2. Lack of a clear stop-loss strategy
The lack of a clear stop-loss strategy is a common issue faced by many investors, especially in the case of significant volatility in the altcoin market.
Taking Beam as an example, although the price trend has already issued warning signals, the lack of an effective stop-loss strategy has led to a significant reduction in investment value. For coins held long-term, the stop-loss ratio can be adjusted based on fundamentals and investment duration. For instance, strict stop-losses can be set for short-term trades, while allowing a 50% drawdown for long-term holdings.
You can combine various technical indicators (such as moving averages, relative strength index, etc.) to improve the accuracy of stop-loss strategies. In addition, setting price alerts on TradingView is also a useful tip that allows you to take timely action when the price reaches key levels.
It is important to note that stop-loss strategies are not only technical but can also be fundamental. When the market shifts from risk appetite to risk aversion, changes in the fundamentals can also serve as the basis for stop-loss.
3. Failure to Timely Take Profits
Failing to take profits in a timely manner may be one of the most serious mistakes made over the years. When market sentiment is high, it is easy to be misled by the rapid rise in front of you, mistakenly believing that there is more upside potential in the price.
Taking Lucky Coin as an example, the value held during the peak period was approximately $1.7 million, but due to the failure to take profits in time, all these gains eventually evaporated. Although there were some objective reasons (such as the moral standards of content creators and insufficient liquidity), the fundamental reason was still not following one's own investment rules.
When the coin price rises, if profits are not taken in time, once the market turns, the liquidity of many coins can become very limited. When prices fall, the market reacts very quickly; if profits are not locked in during the rise, it may lead to regrets.
4. Position Management Errors
The importance of position management is often underestimated. An overly large position can lead to emotional trading, making it difficult to make rational decisions. Conversely, having strong confidence in a particular coin but not matching it with sufficient capital can also result in missed greater profits.

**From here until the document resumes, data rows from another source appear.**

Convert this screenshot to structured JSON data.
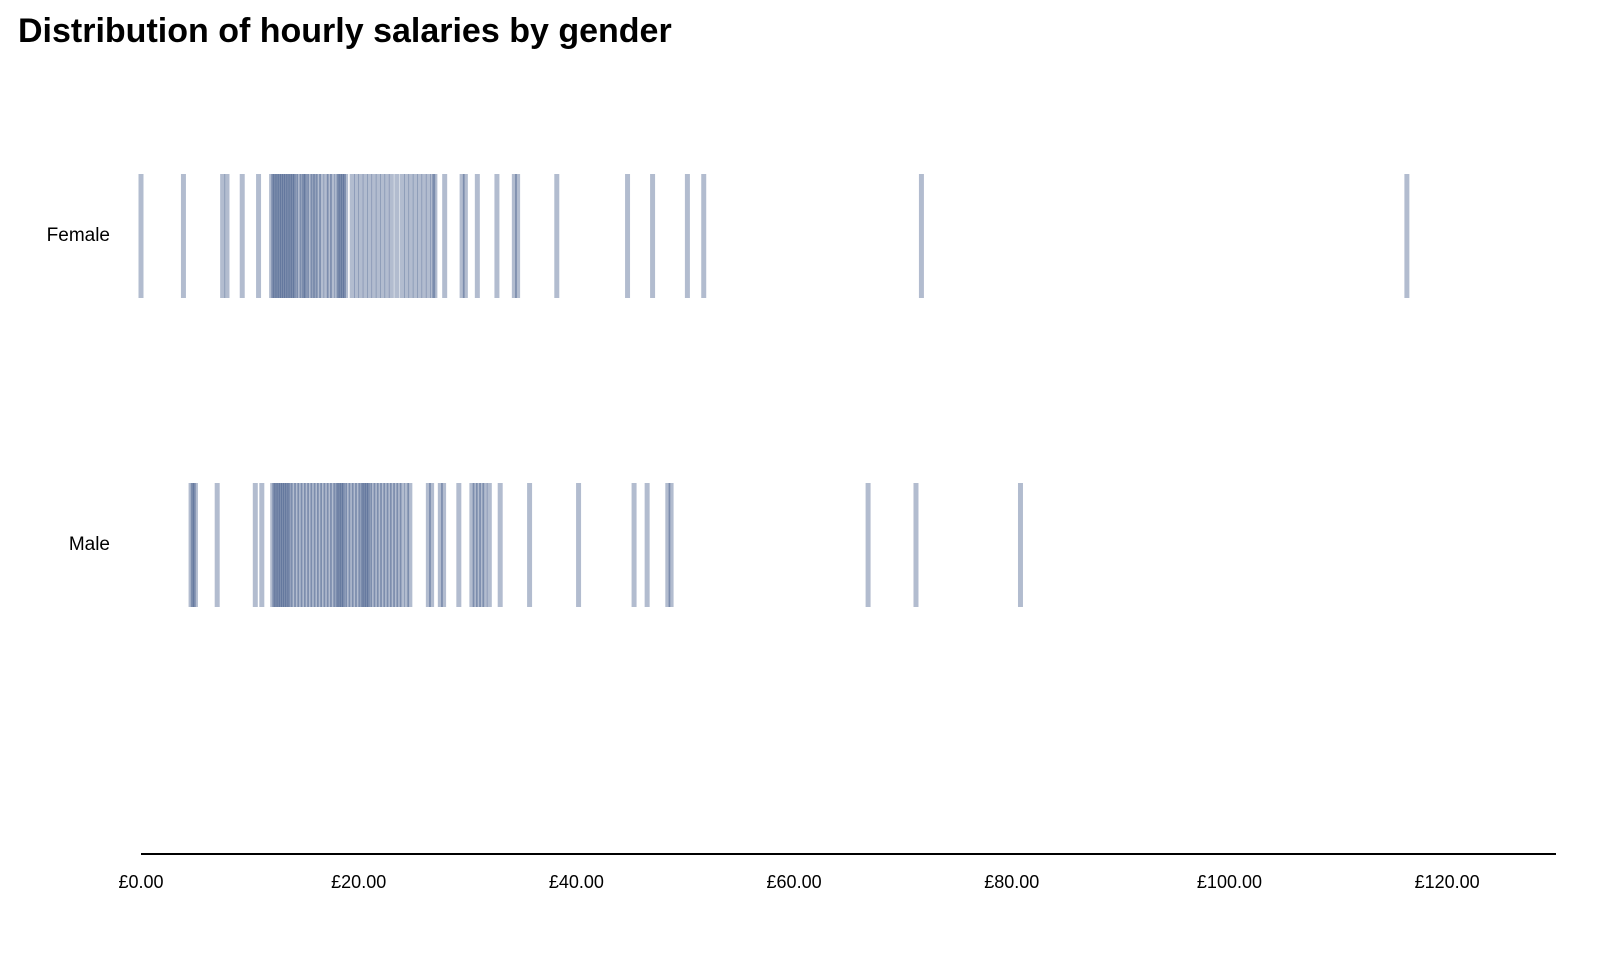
{
  "chart_data": {
    "type": "strip",
    "title": "Distribution of hourly salaries by gender",
    "categories": [
      "Female",
      "Male"
    ],
    "color": "#002060",
    "opacity": 0.3,
    "values": [
      [
        0,
        3.9,
        7.5,
        7.9,
        9.3,
        10.8,
        12.0,
        12.2,
        12.4,
        12.6,
        12.8,
        13.0,
        13.2,
        13.4,
        13.6,
        13.8,
        14.0,
        14.2,
        14.5,
        14.8,
        15.0,
        15.2,
        15.5,
        15.8,
        16.0,
        16.3,
        16.6,
        17.0,
        17.3,
        17.6,
        18.0,
        18.2,
        18.4,
        18.6,
        18.8,
        19.4,
        19.8,
        20.2,
        20.6,
        21.0,
        21.4,
        21.8,
        22.2,
        22.6,
        23.0,
        23.5,
        24.0,
        24.4,
        24.8,
        25.2,
        25.6,
        26.0,
        26.4,
        26.8,
        27.0,
        27.9,
        29.5,
        29.8,
        30.9,
        32.7,
        34.3,
        34.6,
        38.2,
        44.7,
        47.0,
        50.2,
        51.7,
        71.7,
        116.3
      ],
      [
        4.6,
        4.8,
        5.0,
        7.0,
        10.5,
        11.1,
        12.1,
        12.3,
        12.5,
        12.7,
        12.9,
        13.1,
        13.3,
        13.5,
        13.7,
        14.0,
        14.3,
        14.6,
        14.9,
        15.2,
        15.5,
        15.8,
        16.1,
        16.4,
        16.7,
        17.0,
        17.3,
        17.6,
        17.9,
        18.1,
        18.3,
        18.5,
        18.7,
        19.0,
        19.3,
        19.6,
        19.9,
        20.2,
        20.4,
        20.6,
        20.8,
        21.0,
        21.3,
        21.6,
        21.9,
        22.2,
        22.5,
        22.8,
        23.1,
        23.4,
        23.7,
        24.0,
        24.4,
        24.7,
        26.4,
        26.7,
        27.5,
        27.8,
        29.2,
        30.4,
        30.7,
        31.0,
        31.3,
        31.6,
        32.0,
        33.0,
        35.7,
        40.2,
        45.3,
        46.5,
        48.4,
        48.7,
        66.8,
        71.2,
        80.8
      ]
    ],
    "xlim": [
      0,
      130
    ],
    "xticks": [
      {
        "value": 0,
        "label": "£0.00"
      },
      {
        "value": 20,
        "label": "£20.00"
      },
      {
        "value": 40,
        "label": "£40.00"
      },
      {
        "value": 60,
        "label": "£60.00"
      },
      {
        "value": 80,
        "label": "£80.00"
      },
      {
        "value": 100,
        "label": "£100.00"
      },
      {
        "value": 120,
        "label": "£120.00"
      }
    ]
  }
}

It is recommended that investments in a single coin should not exceed 5% of the total investment portfolio. If you are very confident in a particular trade, you can increase the position to 10%, but this should be limited to one or two operations within a single cycle.
As the coin price rises, it is necessary to accept changes in position ratios, while controlling risk through phased profit-taking. Although this strategy may reduce potential gains, it can effectively protect investments during market downturns.
5. Holding too many altcoins
Holding too many coins can make portfolio management difficult. It is recommended to focus the portfolio on 5 to 10 high-confidence coins, rather than spreading it across 20 to 30 coins.
By reducing the number of positions, one can focus more on researching and managing each coin, thereby improving the overall efficiency and returns of the investment. With the launch of more and more new tokens, this issue has become more prominent. The increase in the number of altcoins has diluted market liquidity and increased overall investment risk.
Summary
The above five core mistakes are the ones that investors are most likely to make during this period:
To maintain consistency in investing, it is essential to first recognize the problems at hand. It is recommended that investors write down their mistakes and the reasons for them, develop a plan for improvement, and strictly implement it. Place this list in a prominent position to remind yourself to stick to your principles when market sentiment fluctuates.
By reflecting on past mistakes, developing solutions, and continually learning and improving, investors can make more informed decisions in future markets, increasing their chances of investment success.